Step 2: Data Retention That Won't Get You Fired

Set up Index Lifecycle Management (ILM) to automatically delete old logs. Most companies keep 30-90 days unless there's a legal reason to keep more.

Disaster Recovery (When Everything Goes to Hell)

You will lose data. Plan for it. Here's how to minimize the damage:

Cross-Region Replication

If you can afford it, replicate critical indices to another region. Expensive but necessary if losing logs means losing your job. Watched one company lose their entire payment logging cluster when AWS us-east-1 shit the bed for 6 hours - they had zero backups.

Fluentd Buffering

Configure persistent buffers so when Elasticsearch goes down, Fluentd keeps logs on disk until it's back up.
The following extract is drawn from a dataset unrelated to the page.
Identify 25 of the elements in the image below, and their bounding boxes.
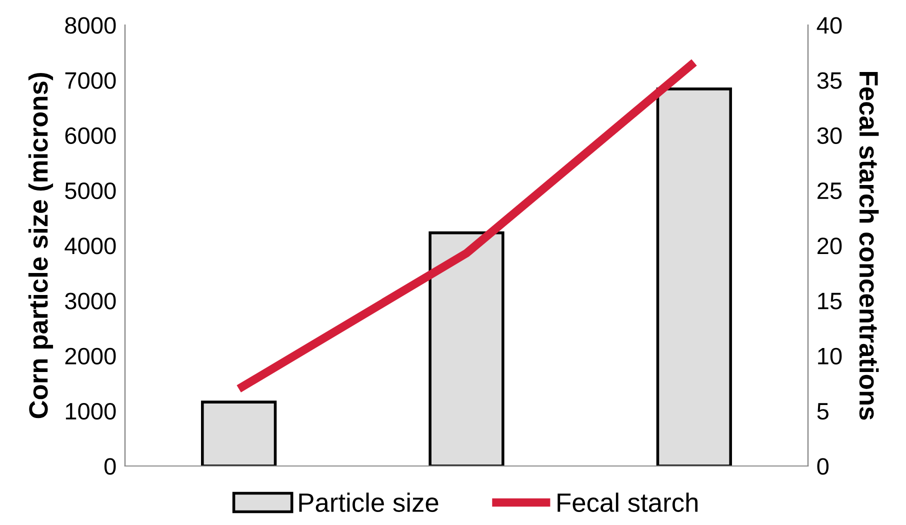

## Buffer config that won't lose your logs
<buffer tag,time>
  @type file
  path /var/log/fluentd-buffers/
  flush_mode interval
  flush_interval 30s
  chunk_limit_size 256MB
  queue_limit_length 512
  retry_type exponential_backoff
  retry_wait 1s
  retry_max_times 10
  # CRITICAL: Without this, you lose logs when Fluentd restarts
  flush_at_shutdown true
</buffer>

Performance Tuning (Making It Not Suck)

Elasticsearch Memory Rule

Give JVM heap 50% of system memory, max 32GB. More than 32GB and Java's compressed pointers break, making everything slower.

SSD or Go Home

Spinning disks are death for Elasticsearch. You'll spend more on engineering time troubleshooting search_phase_execution_exception errors and 30-second query timeouts than you'll save on storage. Took our team 2 weeks to figure out why searches were timing out - turned out the cluster was on HDD.

Fluentd Threading

Use `flush_thread_count` to parallelize writes to Elasticsearch. Start with 4 threads per CPU core, tune from there.

Machine Learning (If You're Into That Sort of Thing)

Elasticsearch has built-in anomaly detection that actually works. It'll automatically learn your log patterns and alert when something weird happens.

Useful for catching performance degradation before your users notice, or security incidents before they become breaches. Just don't expect it to replace actual monitoring - it's supplemental, not primary.